Ramos Rocha explicó que factores como arrugas, acné, cicatrices o vello excesivo influyen en la decisión de recurrir a procedimientos estéticos, en un contexto donde el concepto de belleza se encuentra cada vez más alineado a patrones sociales y culturales. “De 75 a 80 por ciento de quienes se someten a una cirugía plástica cosmética presenta un trastorno dismórfico, es decir, una preocupación por tener defectos físicos que para otros podrían carecer de importancia”, subrayó la especialista.

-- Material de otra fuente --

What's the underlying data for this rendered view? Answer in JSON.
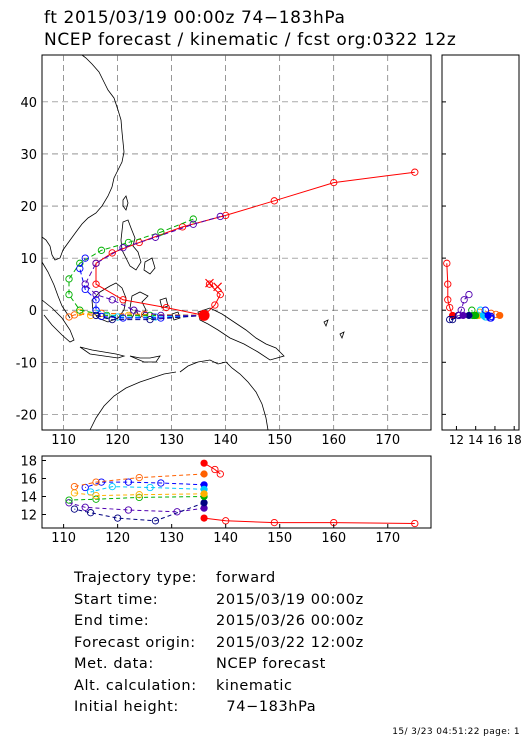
{
  "header": {
    "line1": "ft 2015/03/19 00:00z  74−183hPa",
    "line2": "NCEP forecast / kinematic / fcst org:0322 12z"
  },
  "info": [
    {
      "label": "Trajectory type:",
      "value": "forward"
    },
    {
      "label": "Start time:",
      "value": "2015/03/19 00:00z"
    },
    {
      "label": "End time:",
      "value": "2015/03/26 00:00z"
    },
    {
      "label": "Forecast origin:",
      "value": "2015/03/22 12:00z"
    },
    {
      "label": "Met. data:",
      "value": "NCEP forecast"
    },
    {
      "label": "Alt. calculation:",
      "value": "kinematic"
    },
    {
      "label": "Initial height:",
      "value": "  74−183hPa"
    }
  ],
  "footer": "15/ 3/23 04:51:22 page: 1",
  "chart_data": [
    {
      "type": "line",
      "panel": "map",
      "xlim": [
        106,
        178
      ],
      "ylim": [
        -23,
        49
      ],
      "xticks": [
        110,
        120,
        130,
        140,
        150,
        160,
        170
      ],
      "yticks": [
        -20,
        -10,
        0,
        10,
        20,
        30,
        40
      ],
      "grid": true,
      "series": [
        {
          "color": "#ff0000",
          "points": [
            [
              136,
              -1
            ],
            [
              129,
              0.5
            ],
            [
              121,
              2
            ],
            [
              116,
              5
            ],
            [
              116,
              9
            ],
            [
              119,
              11
            ],
            [
              124,
              13
            ],
            [
              132,
              16
            ],
            [
              140,
              18.2
            ],
            [
              149,
              21
            ],
            [
              160,
              24.5
            ],
            [
              175,
              26.5
            ]
          ]
        },
        {
          "color": "#ff0000",
          "points": [
            [
              136,
              -1
            ],
            [
              138,
              1
            ],
            [
              139,
              3
            ],
            [
              137,
              5
            ]
          ]
        },
        {
          "color": "#ff6000",
          "points": [
            [
              136,
              -1
            ],
            [
              125,
              -0.8
            ],
            [
              117,
              -0.6
            ],
            [
              112,
              -0.9
            ],
            [
              111,
              -1.3
            ]
          ]
        },
        {
          "color": "#ffb000",
          "points": [
            [
              136,
              -1
            ],
            [
              122,
              -1
            ],
            [
              115,
              -1
            ],
            [
              113,
              -0.4
            ]
          ]
        },
        {
          "color": "#00b000",
          "points": [
            [
              136,
              -1
            ],
            [
              126,
              -1
            ],
            [
              118,
              -1
            ],
            [
              113,
              0
            ],
            [
              111,
              3
            ],
            [
              111,
              6
            ],
            [
              113,
              9
            ],
            [
              117,
              11.5
            ],
            [
              122,
              13
            ],
            [
              128,
              15
            ],
            [
              134,
              17.5
            ]
          ]
        },
        {
          "color": "#00c8ff",
          "points": [
            [
              136,
              -1
            ],
            [
              127,
              -1.3
            ],
            [
              120,
              -1.3
            ],
            [
              116,
              0
            ]
          ]
        },
        {
          "color": "#0000ff",
          "points": [
            [
              136,
              -1
            ],
            [
              128,
              -1.5
            ],
            [
              121,
              -1.5
            ],
            [
              117,
              -1.2
            ],
            [
              116,
              0
            ],
            [
              116,
              2
            ],
            [
              114,
              4
            ],
            [
              113,
              8
            ],
            [
              114,
              10
            ]
          ]
        },
        {
          "color": "#000080",
          "points": [
            [
              136,
              -1
            ],
            [
              126,
              -1.8
            ],
            [
              119,
              -1.8
            ],
            [
              116,
              -1
            ]
          ]
        },
        {
          "color": "#5000b0",
          "points": [
            [
              136,
              -1
            ],
            [
              128,
              -1
            ],
            [
              123,
              0
            ],
            [
              119,
              2
            ],
            [
              116,
              3
            ],
            [
              114,
              5
            ],
            [
              116,
              9
            ],
            [
              121,
              12
            ],
            [
              127,
              14
            ],
            [
              134,
              16.5
            ],
            [
              139,
              18
            ]
          ]
        }
      ],
      "markers": [
        {
          "label": "start",
          "x": 136,
          "y": -1,
          "color": "#ff0000"
        },
        {
          "label": "x",
          "x": 137,
          "y": 5.2,
          "color": "#ff0000"
        },
        {
          "label": "x",
          "x": 138.5,
          "y": 4.5,
          "color": "#ff0000"
        }
      ]
    },
    {
      "type": "line",
      "panel": "bottom-height",
      "xlim": [
        106,
        178
      ],
      "ylim": [
        10.5,
        18.5
      ],
      "xticks": [
        110,
        120,
        130,
        140,
        150,
        160,
        170
      ],
      "yticks": [
        12,
        14,
        16,
        18
      ],
      "series": [
        {
          "color": "#ff0000",
          "points": [
            [
              136,
              17.7
            ],
            [
              138,
              17
            ],
            [
              139,
              16.5
            ]
          ]
        },
        {
          "color": "#ff0000",
          "points": [
            [
              136,
              11.6
            ],
            [
              140,
              11.3
            ],
            [
              149,
              11.1
            ],
            [
              160,
              11.1
            ],
            [
              175,
              11.0
            ]
          ]
        },
        {
          "color": "#5000b0",
          "points": [
            [
              136,
              12.7
            ],
            [
              131,
              12.3
            ],
            [
              122,
              12.5
            ],
            [
              114,
              12.8
            ],
            [
              111,
              13.3
            ]
          ]
        },
        {
          "color": "#000080",
          "points": [
            [
              136,
              13.3
            ],
            [
              127,
              11.3
            ],
            [
              120,
              11.6
            ],
            [
              115,
              12.2
            ],
            [
              112,
              12.6
            ]
          ]
        },
        {
          "color": "#0000ff",
          "points": [
            [
              136,
              15.3
            ],
            [
              128,
              15.5
            ],
            [
              122,
              15.6
            ],
            [
              117,
              15.6
            ],
            [
              114,
              15
            ]
          ]
        },
        {
          "color": "#00c8ff",
          "points": [
            [
              136,
              14.8
            ],
            [
              126,
              15
            ],
            [
              119,
              15.1
            ],
            [
              115,
              14.5
            ]
          ]
        },
        {
          "color": "#00b000",
          "points": [
            [
              136,
              14
            ],
            [
              124,
              13.9
            ],
            [
              116,
              13.7
            ],
            [
              111,
              13.6
            ]
          ]
        },
        {
          "color": "#ffb000",
          "points": [
            [
              136,
              14.3
            ],
            [
              124,
              14.2
            ],
            [
              116,
              14.1
            ],
            [
              112,
              14.4
            ]
          ]
        },
        {
          "color": "#ff6000",
          "points": [
            [
              136,
              16.5
            ],
            [
              124,
              16.1
            ],
            [
              116,
              15.6
            ],
            [
              112,
              15.1
            ]
          ]
        }
      ]
    },
    {
      "type": "line",
      "panel": "right-height",
      "xlim": [
        10.5,
        18.5
      ],
      "xticks": [
        12,
        14,
        16,
        18
      ]
    }
  ]
}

La académica enfatizó que el cambio de apariencia impacta directamente en la calidad de vida del individuo, pero también está condicionado por factores culturales, lo que explica la creciente demanda de estos procedimientos en diversas regiones del mundo. Además, advirtió que situaciones como problemas de salud mental, desinformación o incluso presión social pueden llevar a las personas a someterse a intervenciones complejas, fenómeno que se observa tanto en América Latina como en Asia, donde incluso se ha documentado una “occidentalización” de los rasgos físicos mediante cirugías como el agrandamiento de ojos.
**La responsabilidad del especialista**
Ramos Rocha señaló que desde la primera consulta médica es fundamental conocer las motivaciones del paciente, ya sean físicas o psicológicas, incluso derivadas de la influencia de redes sociales, para determinar si la intervención puede contribuir a aliviar el malestar emocional. “Es importante brindar información clara sobre riesgos y, en su caso, objetar el procedimiento si no es conveniente”, agregó.
La experta también advirtió que la creciente demanda de cirugías estéticas puede llevar a las personas a someterse a intervenciones complejas sin una evaluación adecuada de sus motivaciones y expectativas. “Es fundamental que los especialistas actúen con responsabilidad y se aseguren de que los pacientes reciben la información necesaria para tomar decisiones informadas”, enfatizó.
**La importancia de la prevención**
En conclusión, la cirugía estética puede ser una solución para algunas personas, pero también puede ser un problema si se someten a ella sin una evaluación adecuada de sus motivaciones y expectativas. La prevención es clave para evitar que las personas se sometan a intervenciones complejas sin una evaluación adecuada de sus motivaciones y expectativas. Los especialistas deben actuar con responsabilidad y brindar información clara a sus pacientes para evitar problemas de salud mental y físicos a largo plazo.